Czekam tylko z niecierpliwoscią na moje wyniki, czy Tasigma zadziałała, bo ostatnio jestem znowu taka zmęczona, całą sobotę przespałam i kości mnie znowu bolą. Idę napić się kawy i życzę Wszystkim miłego i pięknego dnia!!!!
-
A i życze Wszystkim wolnej chwili na spacer!! (we Wrocławiu jest tak słonecznie :):)
-
w Głogowie też :) ... Nala - jesteś u dr Mędraś ?
-
Raczej doktorem Ewki M. bym nie nazwała. Wredna, chamska, bez uczuć.Wywaliła mnie kiedyś z gabinetu bo zapytałam czemu mi leki zmieniła. Ona odpowidziała "bo tak" . Odeszłam od Mędraś dwa lata temu bo ze wszystkim robiła problemy i nigdy na nic nie miała czasu. A kiedy miałam zapalenie zatok i brałam antybiotyk miała do mnie o to pretensje, bo badanie kliniczne któremu się poddałam było ważniejsze ode mnie brrrrrr.

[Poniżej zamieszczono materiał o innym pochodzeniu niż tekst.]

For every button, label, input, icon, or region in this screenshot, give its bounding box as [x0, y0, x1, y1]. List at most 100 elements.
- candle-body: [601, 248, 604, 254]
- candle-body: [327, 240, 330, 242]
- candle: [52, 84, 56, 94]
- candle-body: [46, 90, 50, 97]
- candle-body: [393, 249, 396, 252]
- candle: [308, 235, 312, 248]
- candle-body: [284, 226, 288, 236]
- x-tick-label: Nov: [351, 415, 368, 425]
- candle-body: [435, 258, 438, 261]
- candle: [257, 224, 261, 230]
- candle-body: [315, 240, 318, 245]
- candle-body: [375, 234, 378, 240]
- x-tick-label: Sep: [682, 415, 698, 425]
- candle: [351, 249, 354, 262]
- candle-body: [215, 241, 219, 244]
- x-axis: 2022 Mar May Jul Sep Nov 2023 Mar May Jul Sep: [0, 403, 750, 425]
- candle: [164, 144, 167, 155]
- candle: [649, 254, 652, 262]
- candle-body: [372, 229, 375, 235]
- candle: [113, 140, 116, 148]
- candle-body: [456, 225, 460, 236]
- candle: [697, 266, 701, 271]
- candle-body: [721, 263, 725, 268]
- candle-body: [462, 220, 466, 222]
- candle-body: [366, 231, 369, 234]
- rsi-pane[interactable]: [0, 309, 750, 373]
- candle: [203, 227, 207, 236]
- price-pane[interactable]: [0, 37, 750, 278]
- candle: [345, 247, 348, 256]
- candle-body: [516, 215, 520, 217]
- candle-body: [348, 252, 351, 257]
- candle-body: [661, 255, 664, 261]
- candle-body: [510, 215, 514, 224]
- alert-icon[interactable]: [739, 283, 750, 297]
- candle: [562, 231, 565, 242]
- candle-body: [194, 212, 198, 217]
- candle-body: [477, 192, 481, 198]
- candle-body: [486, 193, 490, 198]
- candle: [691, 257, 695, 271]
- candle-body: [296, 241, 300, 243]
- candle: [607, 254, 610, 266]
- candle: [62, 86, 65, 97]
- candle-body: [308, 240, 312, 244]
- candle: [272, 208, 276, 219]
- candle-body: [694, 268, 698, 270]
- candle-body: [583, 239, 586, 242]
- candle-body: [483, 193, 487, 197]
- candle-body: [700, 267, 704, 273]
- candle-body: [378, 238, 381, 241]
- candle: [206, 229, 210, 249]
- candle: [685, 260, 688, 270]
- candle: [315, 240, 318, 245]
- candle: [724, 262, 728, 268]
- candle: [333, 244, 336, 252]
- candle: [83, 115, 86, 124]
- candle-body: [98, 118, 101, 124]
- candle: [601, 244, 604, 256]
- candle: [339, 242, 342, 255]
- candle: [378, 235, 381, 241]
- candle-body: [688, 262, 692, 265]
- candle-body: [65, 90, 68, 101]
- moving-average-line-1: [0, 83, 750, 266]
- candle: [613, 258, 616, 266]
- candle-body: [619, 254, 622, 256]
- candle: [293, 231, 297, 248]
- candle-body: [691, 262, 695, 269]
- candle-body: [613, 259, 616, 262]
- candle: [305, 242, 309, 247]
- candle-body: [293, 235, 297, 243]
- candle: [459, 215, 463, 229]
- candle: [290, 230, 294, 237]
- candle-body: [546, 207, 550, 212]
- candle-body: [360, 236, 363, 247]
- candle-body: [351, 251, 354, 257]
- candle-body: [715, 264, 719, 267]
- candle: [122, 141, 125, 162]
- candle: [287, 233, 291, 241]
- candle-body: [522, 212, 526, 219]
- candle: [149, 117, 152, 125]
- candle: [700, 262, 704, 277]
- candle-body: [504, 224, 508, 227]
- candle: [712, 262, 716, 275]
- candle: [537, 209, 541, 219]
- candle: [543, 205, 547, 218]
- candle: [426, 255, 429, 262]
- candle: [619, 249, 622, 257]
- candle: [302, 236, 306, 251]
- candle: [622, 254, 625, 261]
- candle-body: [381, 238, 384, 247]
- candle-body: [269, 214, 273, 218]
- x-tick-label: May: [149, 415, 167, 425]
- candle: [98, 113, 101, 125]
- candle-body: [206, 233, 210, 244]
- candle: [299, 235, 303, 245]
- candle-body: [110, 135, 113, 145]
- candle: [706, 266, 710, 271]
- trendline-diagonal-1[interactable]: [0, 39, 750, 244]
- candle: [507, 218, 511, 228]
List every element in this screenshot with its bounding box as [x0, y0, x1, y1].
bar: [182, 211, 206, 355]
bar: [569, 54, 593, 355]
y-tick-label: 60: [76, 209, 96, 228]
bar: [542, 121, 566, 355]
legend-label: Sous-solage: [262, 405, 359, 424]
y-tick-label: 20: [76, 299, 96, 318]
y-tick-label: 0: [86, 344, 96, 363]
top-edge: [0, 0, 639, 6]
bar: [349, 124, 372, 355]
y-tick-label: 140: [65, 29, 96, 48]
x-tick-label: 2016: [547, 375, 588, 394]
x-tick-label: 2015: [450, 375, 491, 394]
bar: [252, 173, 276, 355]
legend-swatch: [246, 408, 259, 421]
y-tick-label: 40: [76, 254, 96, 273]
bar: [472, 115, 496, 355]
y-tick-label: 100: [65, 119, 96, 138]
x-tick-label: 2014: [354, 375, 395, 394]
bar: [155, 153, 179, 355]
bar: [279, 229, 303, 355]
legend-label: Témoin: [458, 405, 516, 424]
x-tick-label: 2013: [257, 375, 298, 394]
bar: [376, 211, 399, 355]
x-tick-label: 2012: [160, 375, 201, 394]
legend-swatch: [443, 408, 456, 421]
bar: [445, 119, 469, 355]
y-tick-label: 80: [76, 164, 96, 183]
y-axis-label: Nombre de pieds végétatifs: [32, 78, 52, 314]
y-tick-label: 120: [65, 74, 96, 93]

Przepraszam, bardzo przepraszam że to piszę, ale dalej złość na nią mi nie przeszła. A Ty Madzia z Głogowa do Mędrasiowej przyjeżdzasz??
-
bialaczka nie jest choroba genetyczna, nie ma mozliwosci sie zarazenia,/chyba ze przeszczepimy jakis narzad od osoby chorej / a kilkanascie lat temu sposob leczenia i diagnozy byl nieporownywalny do obecnego, Z ta chora rodzina na pbs to dziwna historia.Piotrze lekarz pierwszego kontaktu powinien ci dac skierowanie na badania skoro masz dolegliwosci i to bez zadnego ale. A siemie lniane polecam, tylko troche je pogotowac chociaz 5 min.
-
Ja nie twierdzę,że jest dziedziczna, raczej stawiałabym na warunki zewnętrzne, na które jesteśmy narażeni. Jedni są mniej odporni, drudzy bardziej. Ja jestem zdrowa (póki co) a mieszkałam w tym bloku ponad 20 lat. A z tym leczeniem PSB to fakt. Kiedyś to był wyrok teraz po prostu choroba.